Consistent Hashing

Recently I've been reading about the Chord distributed hash table network for a class. The goal of Chord is to map any key (e.g., a file name) to the server that is responsible. This mapping has to be maintained without any centralization: you can ask any server in the network for which other server is responsible for a key, and get an answer, even as servers enter and leave the network as they please. At the core of Chord and most other DHTs is consistent hashing, a beautifully simple idea.

In order for the system to be distributed in an appreciable way, the mapping from keys to servers needs to be somewhat even; in other words any arbitrary set of keys are likely to be evenly distributed among the servers. At the same time, this mapping needs to be consistent: all servers need to agree on which server is responsible for key, even as servers come and go and key responsibility is reassigned.

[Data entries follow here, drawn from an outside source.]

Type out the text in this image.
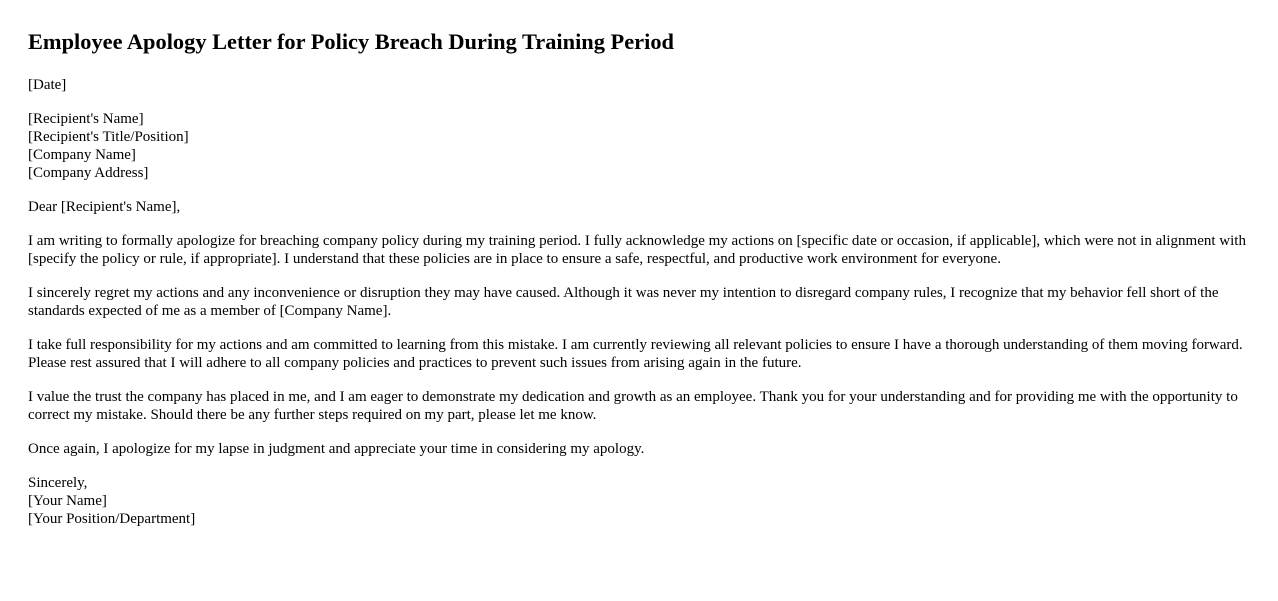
Employee Apology Letter for Policy Breach During Training Period

[Date]

[Recipient's Name]
[Recipient's Title/Position]
[Company Name]
[Company Address]

Dear [Recipient's Name],

I am writing to formally apologize for breaching company policy during my training period. I fully acknowledge my actions on [specific date or occasion, if applicable], which were not in alignment with [specify the policy or rule, if appropriate]. I understand that these policies are in place to ensure a safe, respectful, and productive work environment for everyone.

I sincerely regret my actions and any inconvenience or disruption they may have caused. Although it was never my intention to disregard company rules, I recognize that my behavior fell short of the standards expected of me as a member of [Company Name].

I take full responsibility for my actions and am committed to learning from this mistake. I am currently reviewing all relevant policies to ensure I have a thorough understanding of them moving forward. Please rest assured that I will adhere to all company policies and practices to prevent such issues from arising again in the future.

I value the trust the company has placed in me, and I am eager to demonstrate my dedication and growth as an employee. Thank you for your understanding and for providing me with the opportunity to correct my mistake. Should there be any further steps required on my part, please let me know.

Once again, I apologize for my lapse in judgment and appreciate your time in considering my apology.

Sincerely,
[Your Name]
[Your Position/Department]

These two requirements are the problem that consistent hashing solves. It provides a way of taking hash values, which are uniformly distributed, and mappping them to servers in a way that is consistent no matter which server is doing the mapping. This is in contrast to the way we do hashing in a hashtable, which requires us to mod the hash by the size of the table and thereby introduces a dependence on the number of servers which are in the network at any time. We have no guarantees about the size or composition of the network in the distributed situation, so consistent hashing solves the problem in a way that traditional hashtables can't.

Conceptually, there is no big jump here. We merely compute the hash for each key and then find some consistent way of mapping that to a node. In the case of Chord, we create this assignment by hashing the server identifiers, and then mapping each key hash to the closest succeeding key hash. In this way, each node that knows the other nodes in the network can map a key to a node. No matter if a node leaves or enters, the node will continue to be able to map the key. And no matter how nodes enter and leave, the mapping will be close to uniform. These are powerful properties.